Data Loss Prevention (DLP) , Governance & Risk Management , Network Firewalls, Network Access Control

Defending the Inside and Outside of Data Centers

Gleicher: Defenders Control the Turf, Which Gives Them an Advantage
Defending the Inside and Outside of Data Centers
Illumio's Nathaniel Gleicher (Photo: Carmen Holt)

Data centers aren't easy to secure, which makes them big targets for hackers. And it's challenging for defenders to keep abreast of near-constant changes in applications and data.

Defending the perimeter of the data center has been a major focus for information security teams. That's important, but keeping track of what's going on inside is also key, says Nathaniel Gleicher, a former U.S. government official who is now head of cybersecurity strategy at Illumio.

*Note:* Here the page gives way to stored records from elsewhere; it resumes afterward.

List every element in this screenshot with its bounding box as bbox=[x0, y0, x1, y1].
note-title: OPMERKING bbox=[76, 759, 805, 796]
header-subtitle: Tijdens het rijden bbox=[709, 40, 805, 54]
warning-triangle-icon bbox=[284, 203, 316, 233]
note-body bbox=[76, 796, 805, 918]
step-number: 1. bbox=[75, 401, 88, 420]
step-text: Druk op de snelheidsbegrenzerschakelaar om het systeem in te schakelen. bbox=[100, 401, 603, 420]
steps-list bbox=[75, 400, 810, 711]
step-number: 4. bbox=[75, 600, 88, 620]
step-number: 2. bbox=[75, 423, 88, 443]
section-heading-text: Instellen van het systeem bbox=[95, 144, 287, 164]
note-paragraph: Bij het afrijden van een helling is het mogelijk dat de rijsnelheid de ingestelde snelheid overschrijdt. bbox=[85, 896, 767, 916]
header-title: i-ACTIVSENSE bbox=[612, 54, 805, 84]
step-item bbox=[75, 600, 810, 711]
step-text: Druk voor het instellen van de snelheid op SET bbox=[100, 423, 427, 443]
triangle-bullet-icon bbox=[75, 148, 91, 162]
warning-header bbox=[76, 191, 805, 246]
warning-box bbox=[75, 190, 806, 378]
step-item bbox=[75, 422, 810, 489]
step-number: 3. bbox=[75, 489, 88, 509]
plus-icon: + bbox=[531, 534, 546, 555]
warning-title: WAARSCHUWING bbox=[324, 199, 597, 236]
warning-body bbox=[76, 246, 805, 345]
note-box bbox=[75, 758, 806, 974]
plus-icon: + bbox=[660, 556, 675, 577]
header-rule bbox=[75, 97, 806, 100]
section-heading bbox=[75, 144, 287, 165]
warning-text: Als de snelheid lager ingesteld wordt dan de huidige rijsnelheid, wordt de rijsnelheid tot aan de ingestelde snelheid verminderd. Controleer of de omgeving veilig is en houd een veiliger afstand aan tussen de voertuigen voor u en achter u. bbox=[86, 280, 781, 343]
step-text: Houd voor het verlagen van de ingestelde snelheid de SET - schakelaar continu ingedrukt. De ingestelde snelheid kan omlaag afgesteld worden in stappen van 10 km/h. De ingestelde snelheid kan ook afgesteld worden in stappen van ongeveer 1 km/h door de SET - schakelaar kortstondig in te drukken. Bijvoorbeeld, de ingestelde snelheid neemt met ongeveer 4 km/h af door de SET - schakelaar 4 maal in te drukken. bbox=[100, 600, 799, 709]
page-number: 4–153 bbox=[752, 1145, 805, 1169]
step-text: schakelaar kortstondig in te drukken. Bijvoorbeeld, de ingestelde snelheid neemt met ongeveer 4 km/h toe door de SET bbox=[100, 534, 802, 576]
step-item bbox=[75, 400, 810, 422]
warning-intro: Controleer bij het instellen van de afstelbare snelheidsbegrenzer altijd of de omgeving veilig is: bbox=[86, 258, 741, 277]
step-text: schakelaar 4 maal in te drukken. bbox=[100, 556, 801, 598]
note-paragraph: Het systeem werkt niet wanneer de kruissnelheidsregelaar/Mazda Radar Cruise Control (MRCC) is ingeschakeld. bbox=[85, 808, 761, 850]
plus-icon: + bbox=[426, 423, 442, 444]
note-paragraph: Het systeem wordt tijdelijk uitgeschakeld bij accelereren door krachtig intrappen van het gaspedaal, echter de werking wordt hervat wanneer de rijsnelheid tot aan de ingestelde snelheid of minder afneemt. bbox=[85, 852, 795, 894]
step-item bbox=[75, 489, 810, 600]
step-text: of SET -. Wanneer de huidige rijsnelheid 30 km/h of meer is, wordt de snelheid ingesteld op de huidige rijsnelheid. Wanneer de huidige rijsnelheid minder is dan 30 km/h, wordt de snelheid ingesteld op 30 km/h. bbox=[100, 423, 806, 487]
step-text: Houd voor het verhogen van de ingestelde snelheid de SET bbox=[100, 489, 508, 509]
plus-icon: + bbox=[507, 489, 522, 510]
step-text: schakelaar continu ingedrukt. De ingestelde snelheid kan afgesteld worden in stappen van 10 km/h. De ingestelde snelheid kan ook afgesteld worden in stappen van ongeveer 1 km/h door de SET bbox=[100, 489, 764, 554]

In an interview with Information Security Media Group, Gleicher says the best advice comes from Rob Joyce, who is head of the National Security Agency's Tailored Access Operations unit, which specializes in infiltrating networks. Joyce spoke at the Usenix Enigma computer security conference in January. "Sophisticated attackers know the data center, know their target network better than the defenders," Gleicher says. "If the attacker knows your network better than you do, you are already on your back foot and in a very, very difficult position."

Data center administrators have an advantage, though. They control the turf, and there are lessons that can surprisingly be taken from physical security, Gleicher says. A key first step is knowing the data center well and where the most sensitive information is located. Gleicher says no one would try to protect a physical space without a map, yet few organizations have a clear map of what's inside their data center.

"You would never try to defend something you couldn't see, and yet that's generally what we do in the context of cybersecurity," Gleicher says.

In this interview (see audio player below photo), Gleicher also discusses:

  • Why defending the inside of the data center is just as important as defending the perimeter;
  • Why it's important to understand what's going on inside the data center, creating order from chaos;
  • The importance of segmentation, which can block hackers from moving around if they get inside.

Gleicher is head cybersecurity strategy at Illumio, which specializes in securing data centers and cloud computing applications. Previously, Gleicher was director for cybersecurity strategy on the National Security Council at the White House. The attorney also formerly served as a federal cybercrime prosecutor with the U.S. Department of Justice.